By Brazil Stock Guide – By Brazil Stock Guide – Companhia de Saneamento Básico do Estado de São Paulo (B3: SBSP3) filed a mandatory tender offer to acquire the remaining voting shares of Empresa Metropolitana de Águas e Energia (B3: EMAE4) after taking control of the São Paulo-based electricity company, formerly controlled by Nelson Tanure, following court actions that froze assets linked to the Banco Master group.
The offer price was set at R$49.46 per share, or about $10 at current exchange rates, and applies to up to 3.7 million common shares not already held by Sabesp. The transaction activates Brazil’s tag-along rules, requiring controlling shareholders to extend an offer to minority investors at 80% of the control price.
Sabesp paid R$61.83 per share to acquire control of EMAE, valuing the transaction at R$682.6 million, or roughly $138 million. The tender offer price will be adjusted by the Selic benchmark interest rate from Jan. 21, 2026, the closing date of the transaction, until settlement.
Market pricing has already converged toward the offer. EMAE’s preferred shares closed Friday at R$48, just below the tender price. The narrow spread signals limited upside for investors ahead of the formal launch of the bid.
Price Mechanics
The tender offer covers shares equivalent to 10% of EMAE’s total capital and about 25.1% of its voting capital. Sabesp said earlier disclosures calculated the per-share value using only common shares, while the total transaction price also reflected the acquisition of nearly 30,000 preferred shares.
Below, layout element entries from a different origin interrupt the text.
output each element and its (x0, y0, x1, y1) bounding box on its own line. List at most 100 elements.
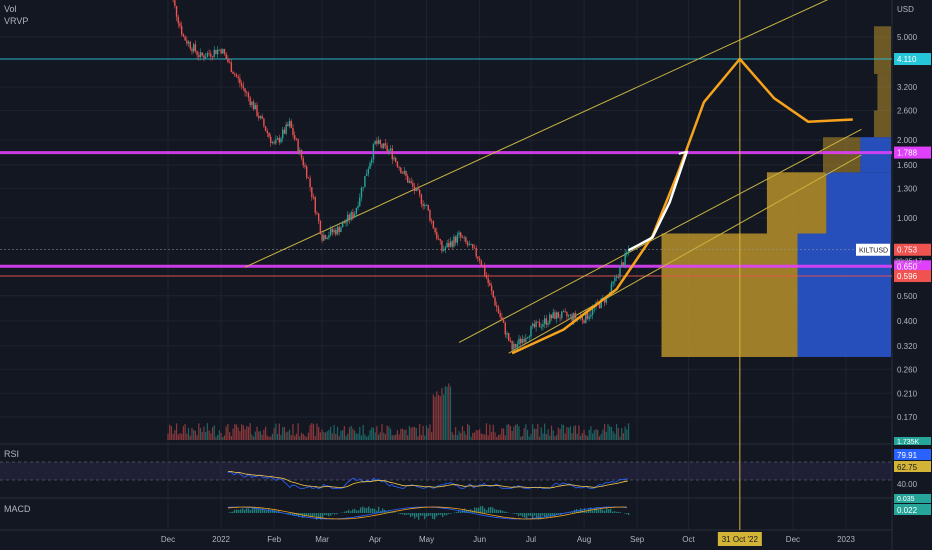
candle (513, 343, 515, 350)
candle (290, 121, 292, 128)
volume-bar (271, 433, 274, 440)
volume-bar (455, 427, 457, 440)
candle (514, 343, 517, 348)
candle (463, 237, 465, 239)
volume-bar (530, 434, 532, 440)
volume-bar (278, 423, 280, 440)
candle (335, 229, 337, 235)
volume-bar (290, 435, 292, 440)
macd-histogram-bar (323, 513, 326, 515)
candle (627, 249, 630, 253)
candle (615, 277, 618, 279)
volume-bar (314, 436, 316, 440)
candle (614, 277, 616, 282)
volume-bar (331, 433, 333, 440)
candle (271, 142, 274, 143)
volume-bar (468, 425, 470, 440)
volume-bar (518, 426, 520, 440)
candle (401, 173, 404, 174)
candle (545, 318, 548, 325)
candle (418, 190, 421, 195)
candle (583, 320, 585, 324)
candle (341, 222, 344, 228)
volume-bar (220, 432, 222, 440)
volume-bar (473, 432, 476, 440)
volume-bar (210, 433, 212, 440)
candle (383, 143, 385, 148)
volume-bar (336, 426, 339, 440)
candle (246, 92, 248, 94)
macd-histogram-bar (503, 511, 506, 513)
candle (622, 262, 625, 266)
time-tick-label: Aug (577, 535, 591, 544)
volume-bar (443, 394, 445, 440)
candle (499, 312, 501, 317)
candle (494, 297, 496, 306)
macd-histogram-bar (429, 513, 432, 516)
macd-histogram-bar (355, 510, 358, 513)
macd-histogram-bar (375, 510, 378, 513)
macd-histogram-bar (617, 511, 620, 513)
macd-histogram-bar (467, 510, 470, 513)
macd-histogram-bar (449, 513, 452, 514)
volume-bar (285, 432, 287, 440)
candle (388, 150, 390, 152)
volume-bar (508, 424, 510, 440)
candle (432, 220, 435, 229)
volume-bar (489, 424, 491, 440)
macd-histogram-bar (475, 507, 478, 513)
candle (228, 61, 231, 63)
candle (456, 234, 459, 243)
volume-bar (366, 436, 368, 440)
volume-bar (261, 434, 263, 440)
candle (216, 49, 219, 55)
candle (311, 187, 313, 197)
macd-histogram-bar (253, 507, 256, 513)
volume-bar (561, 424, 563, 440)
volume-bar (232, 428, 234, 440)
volume-bar (612, 431, 614, 440)
volume-bar (588, 429, 590, 440)
macd-histogram-bar (343, 511, 346, 513)
macd-histogram-bar (453, 512, 456, 513)
volume-bar (312, 424, 315, 440)
candle (482, 265, 484, 267)
macd-histogram-bar (431, 513, 434, 519)
volume-bar (605, 431, 607, 440)
candle (376, 140, 378, 144)
volume-bar (472, 432, 474, 440)
volume-bar (526, 429, 529, 440)
candle (458, 232, 460, 235)
volume-bar (544, 423, 546, 440)
volume-bar (556, 434, 558, 440)
volume-bar (477, 430, 479, 440)
macd-histogram-bar (623, 513, 626, 514)
volume-bar (482, 434, 484, 440)
volume-bar (456, 435, 458, 440)
candle (413, 186, 416, 191)
volume-bar (602, 429, 604, 440)
candle (333, 229, 335, 233)
candle (239, 78, 241, 84)
candle (557, 312, 560, 318)
volume-bar (467, 423, 469, 440)
volume-bar (603, 423, 606, 440)
volume-bar (537, 423, 539, 440)
vrvp-label: VRVP (4, 16, 29, 26)
candle (232, 72, 234, 75)
price-tick-label: 3.200 (897, 83, 918, 92)
candle (492, 290, 495, 298)
macd-histogram-bar (391, 512, 394, 513)
macd-histogram-bar (545, 513, 548, 519)
candle (211, 56, 214, 58)
volume-bar (569, 426, 571, 440)
candle (323, 235, 325, 241)
candle (538, 322, 541, 328)
candle (624, 252, 626, 266)
candle (559, 317, 561, 319)
volume-bar (525, 424, 527, 440)
macd-histogram-bar (413, 513, 416, 519)
candle (497, 307, 500, 313)
macd-histogram-bar (425, 513, 428, 517)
“The tender offer is a direct legal consequence of the transfer of control,” said Daniel Szlak, Sabesp’s chief financial and investor relations officer, in the regulatory filing.
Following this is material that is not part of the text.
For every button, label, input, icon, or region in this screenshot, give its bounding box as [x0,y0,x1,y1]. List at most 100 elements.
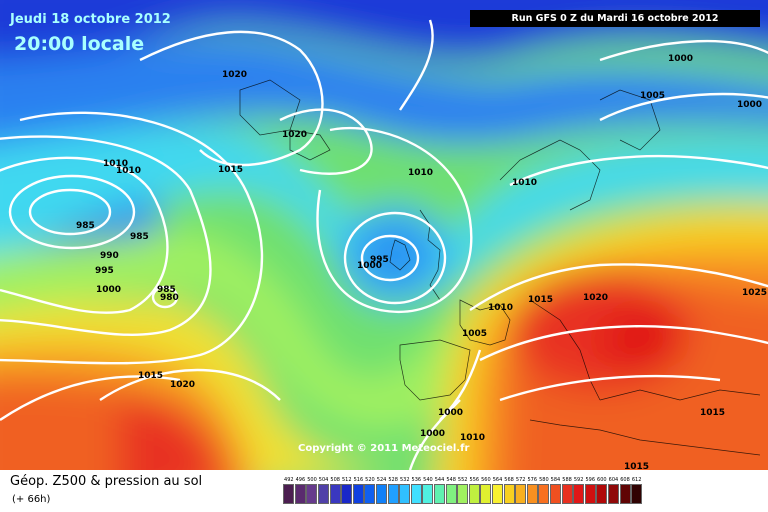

Repricing a Flagship Privatization
The takeover effectively reset the valuation of one of São Paulo’s most emblematic privatizations. In 2024, the investment vehicle Phoenix Fund paid about R$1.04 billion for roughly 40% of EMAE, implying close to R$26 million per percentage point of capital. Sabesp entered at about R$22.9 million per point, an implicit discount of roughly 12%.
There was no material deterioration in EMAE’s hydropower plants, dams or ferry operations over the period. What changed was the perception of execution and counterparty risk.
Phoenix was controlled by Tanure and relied on financing arrangements connected to the Master group, led by banker Daniel Vorcaro. That structure later came under stress, triggering defaults, collateral enforcement and legal disputes. The resulting court actions weakened Phoenix’s position and led to a forced change in control.
The sequence left an unusual outcome. EMAE moved from a private controller unable to sustain its financial backing to Sabesp, a company privatized only recently under the same São Paulo administration that oversaw the original sale. Officials describe the transaction as a technically sound integration of water and energy assets.